Further anecdotal evidence also suggests that after a purge, so many boats leave the area that the authorities cease their activities for a while. This is not good for their welcoming tourist image, it's also not popular with the marinas who've been affected and stand to loose custom...rapidly.

The general consensus amongst foreign yachties wintering in Spain, seems to be keep your head down and don't talk about this in case it attracts attention. Our advice... know the law and keep on the right side of it... remember the onus is on you to prove that you haven't been in Spain for more than 183 days in any tax year. These CCTV cameras are in Torreveija, they're watching you.

WE intend to bring this to your attention BEFORE you decide to spend any time in a country that applies its laws in a seemingly haphazard way, almost calculated to drive yachtsman and their money out of the country. Either they want people to spend time and money in their marinas and shops, or they want to grab tax money from them (which they are perfectly entitled to do.. take note). It seems the pendulum is swinging more towards the latter with the country in such a horrific financial mess. Massive unemployment, and banks literally disappear overnight (seen this one happen ourselves... one day it's there complete with cash machine, next day completely disappeared as if it had never existed... no notices, no evidence of a bank ever having been there !)

These problems seem to be manifesting much more quickly themselves more in some areas than others. Torreveija, (Alicante), Malaga and Almerimar, Almeria have all been targeted... be warned.

Below are some links to related horror stories. It is not a new subject altogether, and there will be found plenty of information within the online forums. The reason we bring this up now is because it is beginning to look like yachtsman, (being soft, easy, and non-Spanish targets) are being milked for easy tax money. The longer term effects on the Spanish yachting and tourism infrastructure of this ill conceived (but 100% legal) purge have yet to be seen. It seems a bit foolish to kill the goose that lays the golden egg, but desperate people do desperate things. The other point of view would be that liveaboards partake of the "services" available in Spain, and therefore should be treated exactly the same as the locals...   Great Oranges BUT...   Boat seized by Police...   How to do it properly and avoid problems...maybe

What to do...

1) Avoid Spain and the EU altogether... it's got very expensive anyway unless your income is in Euros.
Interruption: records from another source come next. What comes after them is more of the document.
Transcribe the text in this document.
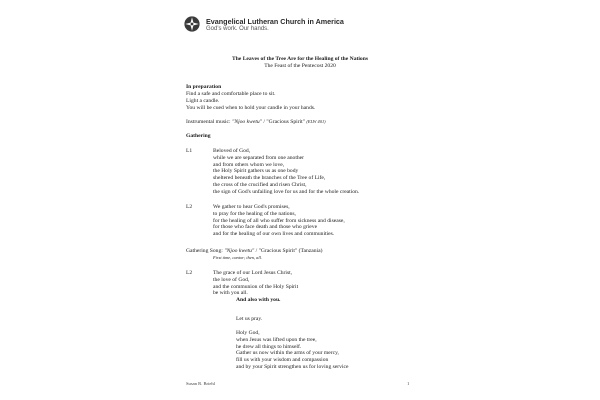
Evangelical Lutheran Church in America
God's work. Our hands.
The Leaves of the Tree Are for the Healing of the Nations
The Feast of the Pentecost 2020
In preparation
Find a safe and comfortable place to sit.
Light a candle.
You will be cued when to hold your candle in your hands.
Instrumental music: "Njoo kwetu" / "Gracious Spirit" (ELW 401)
Gathering
L1	Beloved of God,
while we are separated from one another
and from others whom we love,
the Holy Spirit gathers us as one body
sheltered beneath the branches of the Tree of Life,
the cross of the crucified and risen Christ,
the sign of God's unfailing love for us and for the whole creation.
L2	We gather to hear God's promises,
to pray for the healing of the nations,
for the healing of all who suffer from sickness and disease,
for those who face death and those who grieve
and for the healing of our own lives and communities.
Gathering Song: "Njoo kwetu" / "Gracious Spirit" (Tanzania)
First time, cantor; then, all.
L2	The grace of our Lord Jesus Christ,
the love of God,
and the communion of the Holy Spirit
be with you all.
And also with you.
Let us pray.
Holy God,
when Jesus was lifted upon the tree,
he drew all things to himself.
Gather us now within the arms of your mercy,
fill us with your wisdom and compassion
and by your Spirit strengthen us for loving service
Susan R. Briehl	1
2) If you do winter there and live on board, you can straddle 2 tax years if you time it all carefully. Remember when you finish wintering (before the end of May) leave the country for the rest of the year. If you intend to winter in Spain again at some stage, do not arrive back in Spanish waters till after June. Keep all your receipts and bank statements to prove you were out of Spain. The essence is not to spend 183 days in Spain in any one tax (calendar) year. This applies to you...not the boat.

3) If you are already there and didn't stay more than 182 days in 2009, you're still legal. You need to leave Spain before the end of May and make sure you don't spend more than 182 days there in 2010.

4) If you overstayed in 2009 because you didn't realise the implications, it may be an idea to slip away with your boat quietly to another country.

They can track you, every contact you have with officialdom... even to getting water, is recorded with enthusiasm... this might explain why we saw a large Italian motor yacht consistently collecting water in carriers from a beach shower ashore rather than simply going alongside and filling up in San Antonio !

Other EU countries have their own laws and taxes, but up till now Spain has been an easy-going jurisdiction wising to attract boat owners and tourism in general...things are changing be warned.

FINALLY: Do not take this article as legal advice, it is compiled from personal knowledge, information obtained from other boatowners, anecdotal evidence, and trawling the web for information. Anyone planning to spend time in Spain with their boat should obtain proper legal advice beforehand, and not leave it until your boat is impounded (and then you really will be in the hands of lawyers).

ALSO NOTE this is nothing to do with VAT paid/unpaid boats...that's a completely different matter.